Edward Cody's  "China Builds A Smaller, Stronger Military"  in today's WP delivers an important piece of the progressive national security argument. China, driven by its rising internal demand for oil supplies, now looks at Taiwan not only as an nationalist issue, but as as a strategic necessity. Effective possession of Taiwan would help secure 80 percent of Chinese oil supply routes. Taiwan would also secure the deep-water Pacific ports needed to ensure a reliable nuclear deterrent against the United States.

Cody writes:

But the expansion of China's interests abroad, particularly energy needs, has also broadened the military's mission in recent years. Increasingly, according to foreign specialists and Chinese commentators, China's navy and air force have set out to project power in the South China Sea, where several islands are under dispute and vital oil supplies pass through, and in the East China Sea, where China and Japan are at loggerheads over mineral rights and several contested islands.

China has acquired signals-monitoring facilities on Burma's Coco Islands and, according to U.S. reports, at a port it is building in cooperation with Pakistan near the Iranian border at Gwadar, which looks out over tankers exiting the Persian Gulf. According to a report prepared for Rumsfeld's office by Booz Allen Hamilton, the consulting firm, China has developed a "string of pearls" strategy, seeking military-related agreements with Bangladesh, Cambodia and Thailand in addition to those with Burma and Pakistan.

Against this background, unifying Taiwan with the mainland has become more than just a nationalist goal.
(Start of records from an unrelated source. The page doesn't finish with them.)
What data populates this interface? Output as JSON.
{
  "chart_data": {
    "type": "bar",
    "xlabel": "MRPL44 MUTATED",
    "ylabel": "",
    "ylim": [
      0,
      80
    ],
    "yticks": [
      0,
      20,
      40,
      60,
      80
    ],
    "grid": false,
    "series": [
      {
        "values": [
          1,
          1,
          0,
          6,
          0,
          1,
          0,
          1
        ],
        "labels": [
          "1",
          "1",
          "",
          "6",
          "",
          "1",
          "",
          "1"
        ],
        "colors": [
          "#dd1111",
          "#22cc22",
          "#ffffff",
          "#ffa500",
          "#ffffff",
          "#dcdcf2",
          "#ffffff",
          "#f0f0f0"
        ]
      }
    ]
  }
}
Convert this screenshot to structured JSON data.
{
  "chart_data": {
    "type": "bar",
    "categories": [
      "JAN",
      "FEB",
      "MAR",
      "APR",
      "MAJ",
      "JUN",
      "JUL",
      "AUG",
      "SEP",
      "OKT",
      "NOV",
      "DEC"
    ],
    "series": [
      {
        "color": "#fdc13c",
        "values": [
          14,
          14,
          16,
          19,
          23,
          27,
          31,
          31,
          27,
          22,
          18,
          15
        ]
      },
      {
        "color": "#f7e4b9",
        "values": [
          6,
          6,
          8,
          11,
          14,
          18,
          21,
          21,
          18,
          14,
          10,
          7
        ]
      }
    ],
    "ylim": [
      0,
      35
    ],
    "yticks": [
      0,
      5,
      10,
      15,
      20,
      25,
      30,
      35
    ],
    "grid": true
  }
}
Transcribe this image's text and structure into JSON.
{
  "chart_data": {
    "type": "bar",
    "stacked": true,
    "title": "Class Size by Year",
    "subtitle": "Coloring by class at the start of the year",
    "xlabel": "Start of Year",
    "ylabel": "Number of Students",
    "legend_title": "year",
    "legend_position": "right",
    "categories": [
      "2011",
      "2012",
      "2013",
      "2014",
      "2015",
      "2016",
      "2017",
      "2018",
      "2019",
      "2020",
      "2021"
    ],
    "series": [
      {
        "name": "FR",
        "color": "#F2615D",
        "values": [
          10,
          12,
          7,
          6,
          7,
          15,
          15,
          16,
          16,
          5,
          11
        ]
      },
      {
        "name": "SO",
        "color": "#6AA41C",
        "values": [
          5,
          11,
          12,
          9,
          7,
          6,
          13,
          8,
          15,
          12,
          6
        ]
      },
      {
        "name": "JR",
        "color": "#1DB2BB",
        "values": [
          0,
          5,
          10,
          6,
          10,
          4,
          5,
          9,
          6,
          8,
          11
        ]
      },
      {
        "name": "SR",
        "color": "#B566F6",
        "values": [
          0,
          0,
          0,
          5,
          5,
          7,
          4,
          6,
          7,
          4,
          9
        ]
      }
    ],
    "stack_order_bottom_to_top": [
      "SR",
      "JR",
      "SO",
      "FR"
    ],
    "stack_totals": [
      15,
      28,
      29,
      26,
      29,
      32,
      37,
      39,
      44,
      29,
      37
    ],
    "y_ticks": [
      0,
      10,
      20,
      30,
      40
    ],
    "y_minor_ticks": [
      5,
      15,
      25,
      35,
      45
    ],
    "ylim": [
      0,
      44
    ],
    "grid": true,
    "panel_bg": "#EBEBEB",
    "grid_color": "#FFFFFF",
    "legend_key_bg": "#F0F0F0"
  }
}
The 13,500-square-mile territory has also become a platform that China needs to protect southern sea lanes, through which pass 80 percent of its imported oil and tons of other imported raw materials. It could serve as a base for Chinese submarines to have unfettered access to the deep Pacific, according to Tsai, Taiwan's deputy defense minister. "Taiwan for them now is a strategic must and no longer just a sacred mission," Lin said.

Yesterday in TomPaine.com, Michael Klare explained how the Bush administration is mirror-imaging the Chinese "string of pearls" strategy. Our redeployment away from the heavy bases of Western Europe and Korea and toward "forward operating locations" in Southeast Asia, Central Asia and Africa are designed to secure oil assets.

For progressives, this reiterates the folly of reliance on a fossil-fuel economy, particularly oil. America currently consumes 25 percent of the global oil supply, and China is second and closing in. Rising demand inevitably pits the United States against the Chinese.

What is the alternative? A progressive grand strategy would first end our reliance on oil—altogether. Between the security issues, global warming and the transfer of funds to Islamic extremists, oil is a losing proposition. The Rocky Mountain Institute has shown how to get off oil completely in 25 years, so it is more than possible.

Then we align our national security strategy to deal with a world ridding itself of energy competition. It's pretty simple and pragmatic.